A non-stop pipeline of new technologies, therapies, and techniques

Cornea
June 2022

by Clara Chan, MD
Cornea Editor

Clara Chan

One of the things I love about ophthalmology is the non-stop pipeline of new technologies, therapies, and techniques that we are introduced to on a regular basis to improve the lives of our patients. Attending the ASCRS Annual Meeting in Washington, D.C., where I toured the Exhibit Hall and listened to colleagues speak about their research, reinforced this idea for me. In medical school we are told that medicine is a journey of life-long learning; the field of ophthalmology exemplifies this mantra.

I recall doing my first DMEK surgery on the sister-in-law of an ophthalmologist colleague of mine. I had described to her the technique in detail, explained how I had watched hours of videos and spent time practicing in the wet lab, absorbed tips from colleagues at the ASCRS Annual Meeting, and counseled her about the higher risk of graft dislocation and needing rebubbling of the graft. She was very excited for me that she would be my first patient to undergo this new surgical technique. The surgery went well, but the graft unfortunately did not clear postoperatively. She was very understanding, and I was certainly disappointed. Thankfully, her repeat DMEK cleared beautifully.

Having the patient as my biggest cheerleader in all these scenarios made me realize the importance of involving him or her fully in the process of adopting a new technique.

Completing an ophthalmology program and cornea fellowship gave me the building blocks for how to learn. Since then, I have embarked on many other “firsts”: Descemet’s stripping only surgery, intrastromal bevacizumab injections, the mitomycin intravascular chemoembolization procedure, femtosecond laser cataract surgery, trifocal IOL technology, ICL implantation, topography-guided PRK, and corneal collagen crosslinking, just to name a few. Having the patient as my biggest cheerleader in all these scenarios made me realize the importance of involving him or her fully in the process of adopting a new technique.

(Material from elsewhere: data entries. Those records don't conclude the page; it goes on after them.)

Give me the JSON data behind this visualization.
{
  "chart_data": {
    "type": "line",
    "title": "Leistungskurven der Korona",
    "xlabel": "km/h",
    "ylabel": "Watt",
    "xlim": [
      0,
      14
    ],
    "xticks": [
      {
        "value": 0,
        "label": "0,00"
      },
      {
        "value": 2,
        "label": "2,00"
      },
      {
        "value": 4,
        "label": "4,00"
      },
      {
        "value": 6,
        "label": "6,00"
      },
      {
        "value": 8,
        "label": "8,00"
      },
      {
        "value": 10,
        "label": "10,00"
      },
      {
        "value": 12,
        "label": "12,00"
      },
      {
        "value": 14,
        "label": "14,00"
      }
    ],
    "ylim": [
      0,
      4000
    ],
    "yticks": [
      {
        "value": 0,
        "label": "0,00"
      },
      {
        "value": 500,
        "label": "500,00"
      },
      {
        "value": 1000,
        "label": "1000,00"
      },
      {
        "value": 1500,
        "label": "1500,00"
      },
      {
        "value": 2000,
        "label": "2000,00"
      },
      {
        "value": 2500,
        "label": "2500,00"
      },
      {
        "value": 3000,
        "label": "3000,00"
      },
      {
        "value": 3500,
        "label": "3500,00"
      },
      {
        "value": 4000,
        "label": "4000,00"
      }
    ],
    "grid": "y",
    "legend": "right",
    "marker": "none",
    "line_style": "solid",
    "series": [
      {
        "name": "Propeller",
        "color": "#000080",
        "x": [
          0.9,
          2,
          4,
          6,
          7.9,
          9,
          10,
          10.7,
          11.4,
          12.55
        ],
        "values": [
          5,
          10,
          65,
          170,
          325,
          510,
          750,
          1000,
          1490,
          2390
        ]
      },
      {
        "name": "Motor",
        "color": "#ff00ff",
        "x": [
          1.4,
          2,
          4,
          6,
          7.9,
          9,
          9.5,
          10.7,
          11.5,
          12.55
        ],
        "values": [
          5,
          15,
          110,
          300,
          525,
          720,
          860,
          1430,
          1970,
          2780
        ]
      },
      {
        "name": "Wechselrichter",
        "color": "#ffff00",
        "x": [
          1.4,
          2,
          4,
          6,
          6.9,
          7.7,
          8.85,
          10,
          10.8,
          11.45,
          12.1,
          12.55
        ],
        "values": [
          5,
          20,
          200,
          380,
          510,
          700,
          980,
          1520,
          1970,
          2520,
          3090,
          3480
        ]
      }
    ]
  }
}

Recommending scleral contact lenses for patients was also something that I only started to do once in practice. When I came back to Toronto after my cornea fellowship, I was fortunate to connect with a very special optometrist who had worked at the Cleveland Clinic for many years. I trusted her confidence in the technology, and I began referring patients to her. Initially it was post-transplant patients with high levels of astigmatism or keratoconus patients who didn’t want a cornea transplant yet. Then the indications expanded to neurotrophic corneas, patients with kerato-neuralgia, severe dry eye disease, and exposure keratopathy, among others. The Eye and Contact Lens Association, formerly the Contact Lens Association of Ophthalmologists, has put together an online Contact Lens Course, which is a great resource, www.clao.org/ccor, and in this issue of EyeWorld, we delve into scleral contact lens technology further.

Developing new techniques or instrumentation requires recognizing that an unmet need exists. In this issue, we review a novel instrument designed to carry out a diagnostic test to identify recurrent corneal erosion.1 Use of this technique has the potential to change the paradigm of diagnosing EBMD and recurrent erosions by slit lamp inspection only. One ophthalmologist, working with industry to bring his idea to fruition, and publishing his findings to share with others, is truly a testament to the fact that anything is possible, and there is never an end to our learning experiences.


Reference

  1. Kim ME, Kim DB. Implementation of the corneal sweep test in the diagnosis of recurrent corneal erosion: A 2-year retrospective study. Cornea. 2022. Online ahead of print.